ECLI:NL:HR:2025:964

Hoge Raad

Datum uitspraak
20 juni 2025
Publicatiedatum
18 juni 2025
Zaaknummer
24/04396
Instantie
Hoge Raad
Type
Uitspraak
Procedures
  • Cassatie
Vindplaatsen
  • Rechtspraak.nl
AI samenvatting door LexboostAutomatisch gegenereerd

Cassatie tegen naheffingsaanslag parkeerbelasting door belanghebbende tegen gemeente Den Haag

In deze zaak heeft de Hoge Raad op 20 juni 2025 uitspraak gedaan in een cassatieprocedure die was aangespannen door [X] (hierna: belanghebbende) tegen het COLLEGE VAN BURGEMEESTER EN WETHOUDERS VAN DE GEMEENTE DEN HAAG. De zaak betreft een beroep in cassatie tegen de uitspraak van het Gerechtshof Den Haag van 23 oktober 2024, nr. BK-23/1224, die op zijn beurt voortvloeide uit een uitspraak van de Rechtbank Den Haag (nr. SGR 22/6093) over een aan belanghebbende opgelegde naheffingsaanslag in de parkeerbelasting. Belanghebbende, vertegenwoordigd door B.A. Boer, heeft tegen de uitspraak van het Hof beroep in cassatie ingesteld. Het college van burgemeester en wethouders van de gemeente Den Haag, vertegenwoordigd door [P], heeft een verweerschrift ingediend. Belanghebbende heeft een conclusie van repliek ingediend. De Hoge Raad heeft de klachten over de uitspraak van het Hof beoordeeld en geconcludeerd dat deze klachten niet kunnen leiden tot vernietiging van die uitspraak. De Hoge Raad heeft geen motivering hoeven geven voor dit oordeel, aangezien het niet nodig was om vragen te beantwoorden die van belang zijn voor de eenheid of de ontwikkeling van het recht, zoals vermeld in artikel 81, lid 1, van de Wet op de rechterlijke organisatie. De Hoge Raad heeft ook geen aanleiding gezien voor een veroordeling in de proceskosten. Uiteindelijk heeft de Hoge Raad het beroep in cassatie ongegrond verklaard.

Uitspraak

HOGE RAAD DER NEDERLANDEN
BELASTINGKAMER
Nummer24/04396
Datum20 juni 2025
ARREST
in de zaak van
[X] (hierna: belanghebbende)
tegen
het COLLEGE VAN BURGEMEESTER EN WETHOUDERS VAN DE GEMEENTE DEN HAAG
op het beroep in cassatie tegen de uitspraak van het Gerechtshof Den Haag van 23 oktober 2024, nr. BK-23/1224 [1] , op het hoger beroep van belanghebbende tegen een uitspraak van de Rechtbank Den Haag (nr. SGR 22/6093) betreffende een aan belanghebbende opgelegde naheffingsaanslag in de parkeerbelasting.

1.Geding in cassatie

Belanghebbende, vertegenwoordigd door B.A. Boer, heeft tegen de uitspraak van het Hof beroep in cassatie ingesteld.
Het college van burgemeester en wethouders van de gemeente Den Haag, vertegenwoordigd door [P], heeft een verweerschrift ingediend.
Belanghebbende heeft een conclusie van repliek ingediend.

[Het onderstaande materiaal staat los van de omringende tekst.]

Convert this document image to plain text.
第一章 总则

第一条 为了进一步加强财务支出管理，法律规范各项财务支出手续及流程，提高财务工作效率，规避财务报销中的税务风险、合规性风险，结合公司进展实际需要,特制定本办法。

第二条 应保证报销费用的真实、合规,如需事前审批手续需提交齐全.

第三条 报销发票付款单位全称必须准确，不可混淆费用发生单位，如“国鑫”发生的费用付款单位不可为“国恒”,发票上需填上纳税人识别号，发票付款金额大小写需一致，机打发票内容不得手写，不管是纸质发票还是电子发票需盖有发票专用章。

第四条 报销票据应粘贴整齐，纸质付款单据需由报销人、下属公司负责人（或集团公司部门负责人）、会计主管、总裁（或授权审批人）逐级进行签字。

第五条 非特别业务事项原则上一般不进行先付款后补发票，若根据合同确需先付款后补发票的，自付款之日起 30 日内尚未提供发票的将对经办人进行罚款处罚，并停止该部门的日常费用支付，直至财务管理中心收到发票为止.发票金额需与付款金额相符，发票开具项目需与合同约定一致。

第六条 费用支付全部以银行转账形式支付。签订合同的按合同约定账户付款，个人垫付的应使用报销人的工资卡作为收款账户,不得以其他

2.Beoordeling van de klachten

De Hoge Raad heeft de klachten over de uitspraak van het Hof beoordeeld. De uitkomst hiervan is dat deze klachten niet kunnen leiden tot vernietiging van die uitspraak. De Hoge Raad hoeft niet te motiveren waarom hij tot dit oordeel is gekomen. Bij de beoordeling van deze klachten is het namelijk niet nodig om antwoord te geven op vragen die van belang zijn voor de eenheid of de ontwikkeling van het recht (zie artikel 81, lid 1, van de Wet op de rechterlijke organisatie).

3.Proceskosten

De Hoge Raad ziet geen aanleiding voor een veroordeling in de proceskosten.

4.Beslissing

De Hoge Raad verklaart het beroep in cassatie ongegrond.
Dit arrest is gewezen door de raadsheer M.T. Boerlage als voorzitter, en de raadsheren A.E.H. van der Voort Maarschalk en W.A.P. van Roij, in tegenwoordigheid van de waarnemend griffier F. Treuren, en in het openbaar uitgesproken op 20 juni 2025.